Concentration: Inner Task for the day given by Cynthia at the Stonington Wisdom Gathering, May 29-June 5, 2022
And so for our inner task today, I invite us all to work with concentration. How can I bring more concentration to what I am doing today? To how I am being today? And for most of us, the word concentration has a very scary meaning. You remember being back in school and your teacher said concentrate. And that meant you furrowed up your brow and tried harder, and you just got more and more nervous, and more and more frightened. And the more you tried to concentrate, the more it slipped out of your fingers. But I think the tradition we’re looking at allows us to understand concentration from a whole different way, a much more physical way. In the physical world, when you concentrate something, you bring it into a smaller space, don’t you? So that it’s more intensely present in a smaller space. It doesn’t have anything to do with furrowing your brow and trying harder. It has to do with collecting and compressing something within so it becomes more vitally itself in a smaller space. So this in and of itself is a good clue, right? So the second is this, how do you do that? Well, depending on what you’re trying to concentrate, you squeeze the air out of it.
You know, if Rosie is rolling up her air mattress and all the air goes out of it, then you can fold it up and concentrate it in a smaller space. If you are freeze drying food, the thing that gets removed is the water. So you concentrate something by removing inessential excess baggage by squeezing all the air out of it. So when this comes to: how do I concentrate?
You know, if somebody says concentrate. If Heather asks us on the movements floor, when everything is going crazy, to concentrate, it’s not like furrowing your brow and trying more intensely. That’s just going to drive you crazy, make you more self-aware, more self-conscious. It’s removing everything that doesn’t intrinsically belong to the moment. So most of the air in us is created by our commentaries, our self-evaluation, our idle chains of associated tracks, our agendas that we’re actually carrying in our postures, our energy that’s flowing into supporting these facades — that’s all the air in us. And probably the biggest amount of air is created by the airspace: How well am I doing? Are they noticing me? This is air.

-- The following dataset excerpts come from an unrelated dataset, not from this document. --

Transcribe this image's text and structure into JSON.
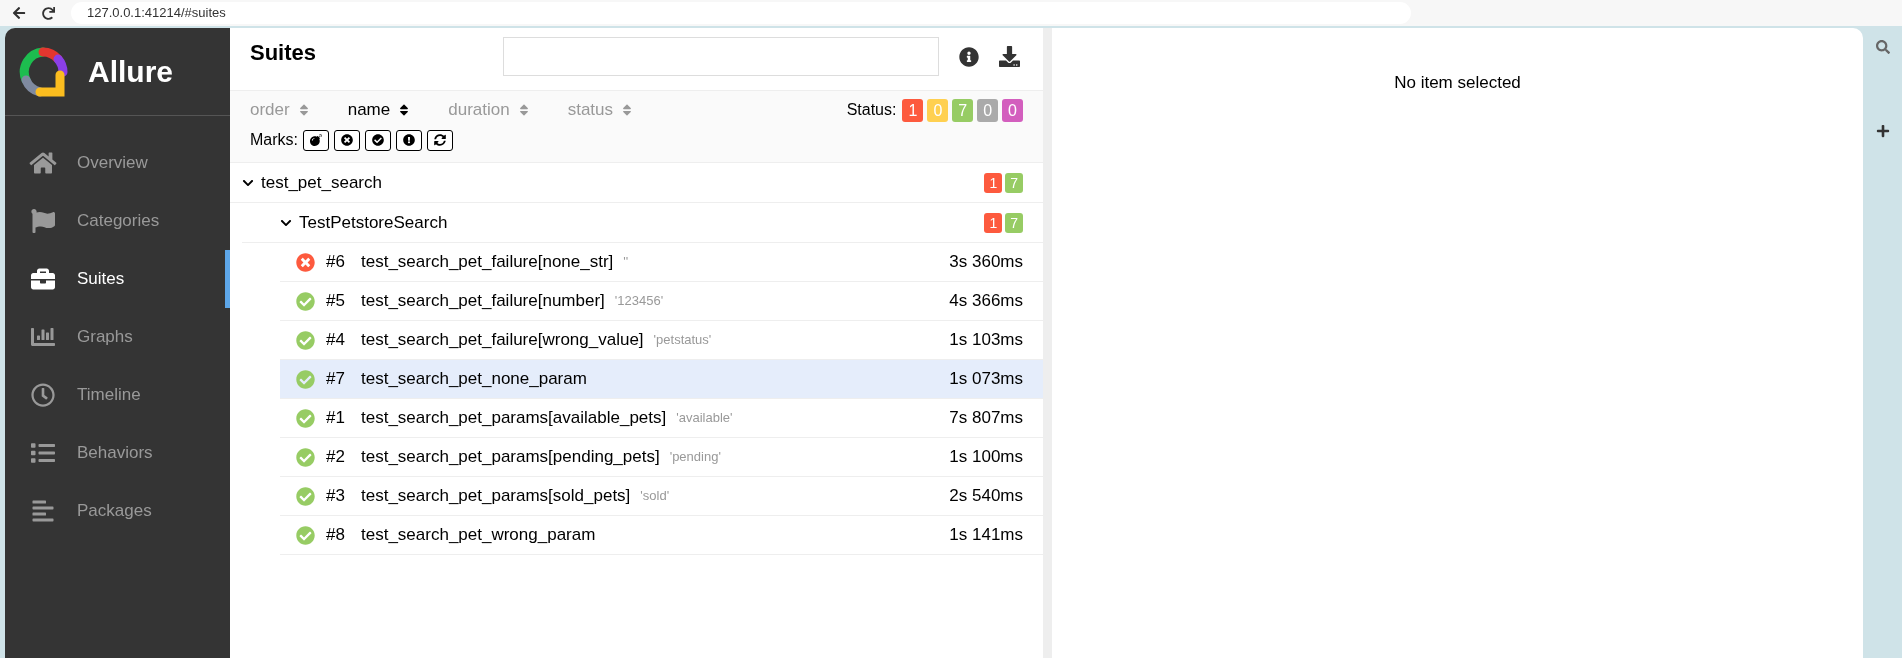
{
  "browser": {
    "url": "127.0.0.1:41214/#suites"
  },
  "sidebar": {
    "brand": "Allure",
    "items": [
      {
        "label": "Overview",
        "selected": false
      },
      {
        "label": "Categories",
        "selected": false
      },
      {
        "label": "Suites",
        "selected": true
      },
      {
        "label": "Graphs",
        "selected": false
      },
      {
        "label": "Timeline",
        "selected": false
      },
      {
        "label": "Behaviors",
        "selected": false
      },
      {
        "label": "Packages",
        "selected": false
      }
    ]
  },
  "suites": {
    "title": "Suites",
    "sort_columns": [
      {
        "label": "order",
        "selected": false
      },
      {
        "label": "name",
        "selected": true
      },
      {
        "label": "duration",
        "selected": false
      },
      {
        "label": "status",
        "selected": false
      }
    ],
    "status_label": "Status:",
    "status_counts": [
      {
        "count": "1",
        "color": "#fd5a3e"
      },
      {
        "count": "0",
        "color": "#ffd050"
      },
      {
        "count": "7",
        "color": "#97cc64"
      },
      {
        "count": "0",
        "color": "#aaaaaa"
      },
      {
        "count": "0",
        "color": "#d35ebe"
      }
    ],
    "marks_label": "Marks:",
    "tree": [
      {
        "name": "test_pet_search",
        "expanded": true,
        "counts": [
          {
            "count": "1",
            "color": "#fd5a3e"
          },
          {
            "count": "7",
            "color": "#97cc64"
          }
        ],
        "children": [
          {
            "name": "TestPetstoreSearch",
            "expanded": true,
            "counts": [
              {
                "count": "1",
                "color": "#fd5a3e"
              },
              {
                "count": "7",
                "color": "#97cc64"
              }
            ],
            "tests": [
              {
                "kind": "failed",
                "number": "#6",
                "name": "test_search_pet_failure[none_str]",
                "param": "''",
                "duration": "3s 360ms",
                "selected": false
              },
              {
                "kind": "passed",
                "number": "#5",
                "name": "test_search_pet_failure[number]",
                "param": "'123456'",
                "duration": "4s 366ms",
                "selected": false
              },
              {
                "kind": "passed",
                "number": "#4",
                "name": "test_search_pet_failure[wrong_value]",
                "param": "'petstatus'",
                "duration": "1s 103ms",
                "selected": false
              },
              {
                "kind": "passed",
                "number": "#7",
                "name": "test_search_pet_none_param",
                "duration": "1s 073ms",
                "selected": true
              },
              {
                "kind": "passed",
                "number": "#1",
                "name": "test_search_pet_params[available_pets]",
                "param": "'available'",
                "duration": "7s 807ms",
                "selected": false
              },
              {
                "kind": "passed",
                "number": "#2",
                "name": "test_search_pet_params[pending_pets]",
                "param": "'pending'",
                "duration": "1s 100ms",
                "selected": false
              },
              {
                "kind": "passed",
                "number": "#3",
                "name": "test_search_pet_params[sold_pets]",
                "param": "'sold'",
                "duration": "2s 540ms",
                "selected": false
              },
              {
                "kind": "passed",
                "number": "#8",
                "name": "test_search_pet_wrong_param",
                "duration": "1s 141ms",
                "selected": false
              }
            ]
          }
        ]
      }
    ]
  },
  "detail": {
    "empty_text": "No item selected"
  }
}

If you want to get that mattress into your car, you’re going to have to fold it up. So I invite you as the task today to practice concentration, self-concentration, not by concentrating on the thing, but by concentrating yourself to be present to what you’re doing by squeezing all the air out.
So what this means basically is, as you go through the day, if you notice that you’re getting lopsided, and we all do, with the amount of stimulating ideas running through this room, you’re going to get buzzy in your head. When you find you’re beginning to get distracted, when you find that the real agenda running is, how well am I doing? Are people noticing? If there’s anything that’s pulling you out of the moment, stop, whether a stop has been called or not. Concentrate your attention in the region of your solar plexus and gather yourself together there and proceed again. Do the same thing, but in a more concentrated way. Does that make sense? This will be very, very good work if you want to play with that, because we’re talking in second body and a language about accumulating something. In other words, concentrating it. And the whole essence, I think, of inner transformation is about learning that when you concentrate on a task, you don’t concentrate outwardly on the task. You concentrate, inwardly, squeezing the air out of it so that you become more collected in a smaller space. And then the task does itself. See if that’s true today.